Many of us and our neighbors are closet Platonists. By that, I mean that we buy into the idea that the spiritual is better than the material. Yet, we as Christians are called to proclaim that this material is not what God intended. When He created everything and before we sinned, creation was good. To be sure, our sins and their consequences have marred the world, but God intended us to have physical bodies in the beginning, and He and called it good!

Yet each of the Gospel writers record that the tomb was empty, that Jesus’ body was not stolen or moved, that He appeared to His disciples and Apostles several times, and that He will return again at some future Day of the Lord.

This resurrection was not a figment of peoples’ imaginations. It was not a classic case of mass hallucinations. It was not something that became “true for them,” whatever the heck that means. It was a real and physical resurrection. They knew ghost stories, just like us. They knew about hallucinations, just like us. Yet they recorded what they saw and heard. This event, Jesus’ resurrection, was different! His resurrection was unlike anything ever before in history. Are there differences in the Gospels? Of course. But in a society that loves CSI and Law & Order, most of us know that witness testimony does not always align with all the details of what actually happened. But all the witnesses agree that they saw a resurrected Jesus.  How can we know that Jesus’ resurrection was real? How can our doubts, like Thomas’, be put to rest and our faith so enlivened? How can we believe the Scriptures and the Creeds?

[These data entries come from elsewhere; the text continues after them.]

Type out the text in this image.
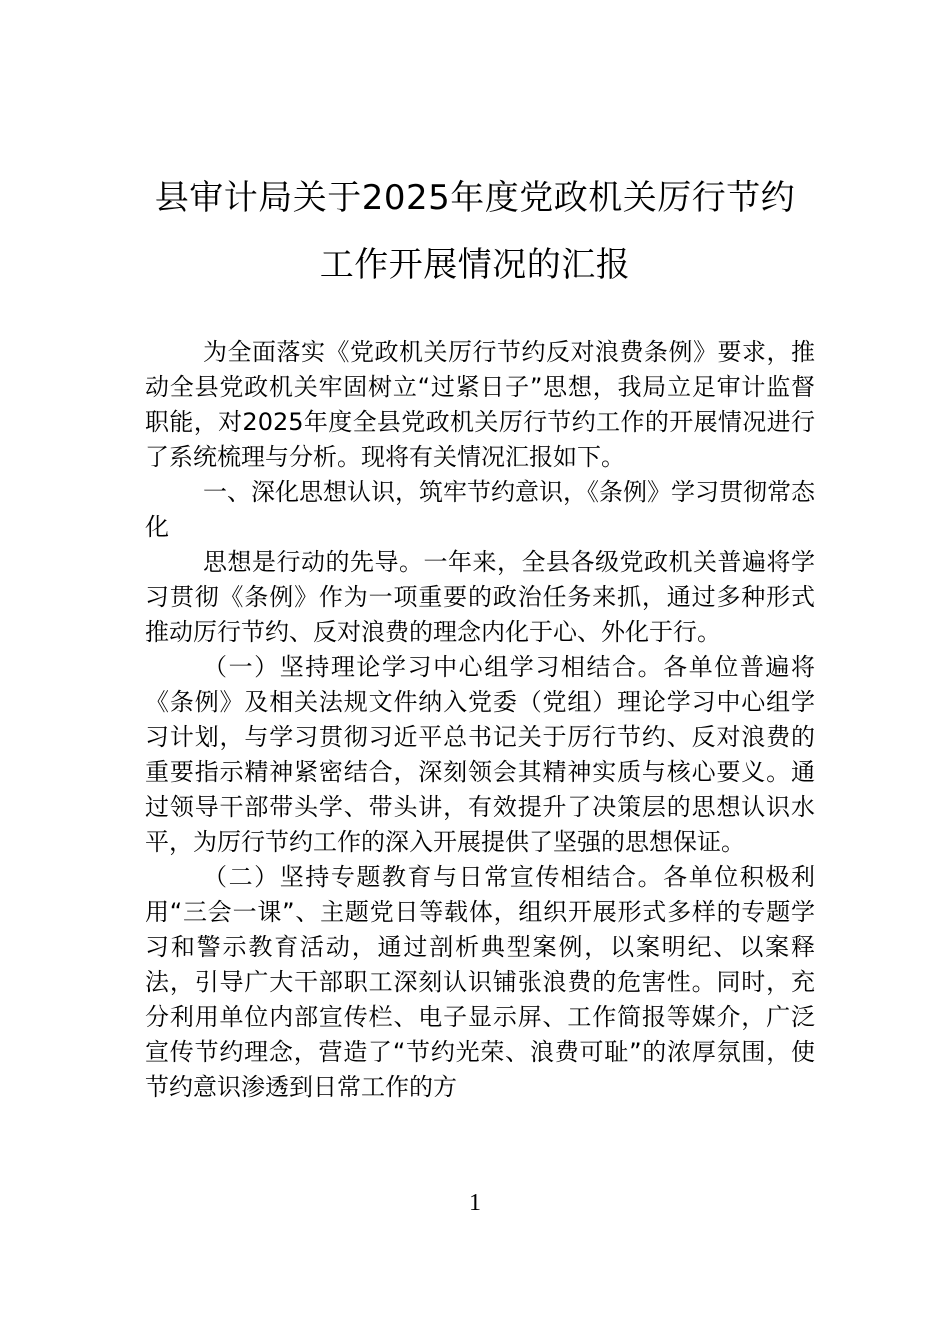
县审计局关于2025年度党政机关厉行节约
工作开展情况的汇报

为全面落实《党政机关厉行节约反对浪费条例》要求，推动全县党政机关牢固树立“过紧日子”思想，我局立足审计监督职能，对2025年度全县党政机关厉行节约工作的开展情况进行了系统梳理与分析。现将有关情况汇报如下。

一、深化思想认识，筑牢节约意识，《条例》学习贯彻常态化

思想是行动的先导。一年来，全县各级党政机关普遍将学习贯彻《条例》作为一项重要的政治任务来抓，通过多种形式推动厉行节约、反对浪费的理念内化于心、外化于行。

（一）坚持理论学习中心组学习相结合。各单位普遍将《条例》及相关法规文件纳入党委（党组）理论学习中心组学习计划，与学习贯彻习近平总书记关于厉行节约、反对浪费的重要指示精神紧密结合，深刻领会其精神实质与核心要义。通过领导干部带头学、带头讲，有效提升了决策层的思想认识水平，为厉行节约工作的深入开展提供了坚强的思想保证。

（二）坚持专题教育与日常宣传相结合。各单位积极利用“三会一课”、主题党日等载体，组织开展形式多样的专题学习和警示教育活动，通过剖析典型案例，以案明纪、以案释法，引导广大干部职工深刻认识铺张浪费的危害性。同时，充分利用单位内部宣传栏、电子显示屏、工作简报等媒介，广泛宣传节约理念，营造了“节约光荣、浪费可耻”的浓厚氛围，使节约意识渗透到日常工作的方

1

The evidence is, by worldly standards, circumstantial, but consider:
Our readings from Acts this week begins to testify to those of us who want “proof.” Our story from Acts tells the tale of a group of people who “were of one heart and soul, and no one claimed private ownership of any possessions.” Think of the transformation that occurred in the peoples’ hearts? What would it take for you to give up ownership of everything you now claim as yours? What would cause you to give freely of your financial resources, your talents, your time, your things? Something changed them in amazing ways. That something was was a someone, the resurrected Lord Jesus. Later, when Jesus speaks to Paul, Paul gives up everything to follow Jesus. He certainly was not grieving when Jesus was put to death before the Lord called him. Yet he gave up his standing in the community, his very life, to follow Jesus--the one whose followers he had been persecuting. Many of these men and women about whom we read in our stories each Sunday chose to die rather to recant their story. What could cause you and me to give up our lives willingly, knowingly? A hallucination? Perhaps if we really believed it? A great thought or idea? I don’t know about you, but I have never met an idea worth dying for.

Maybe they claimed it to get power? In a cynical age, the question arises fairly frequently. But remember the context. The early Christians were persecuted. The Jews considered them blasphemers against God. The Romans considered them a threat to national security. Members of the Church, for the first two or three centuries, knew that at any time they could lose their positions, their possessions, or their lives at any moment. Yet, the story of Jesus’ resurrection was passed on and on and on. What would it take for you to risk your job, your house, your car, your life savings, your life? A great idea? A lovely thought? A desire to participate in a mass hallucination? Yet these people were willing to give up everything. That’s how powerful His resurrection was to them. That’s what His victory over death did to them. That was the transforming life He promised. That was the hope He enabled.

Brothers and sisters, many in the world want to believe. They want to know that God loves them and that He can redeem everything, even death. They want hope. Of all the competing stories in the marketplace of ideas, only one story offers true hope. Only His story offers eternal joy and happiness. His resurrection reminds us and all who hear His story that He has the power to accomplish all that He purposes in our lives and the world. And best of all, He meets us where we are and, like He did for Thomas, tells us to look, to see, and to feel His wounds and His love.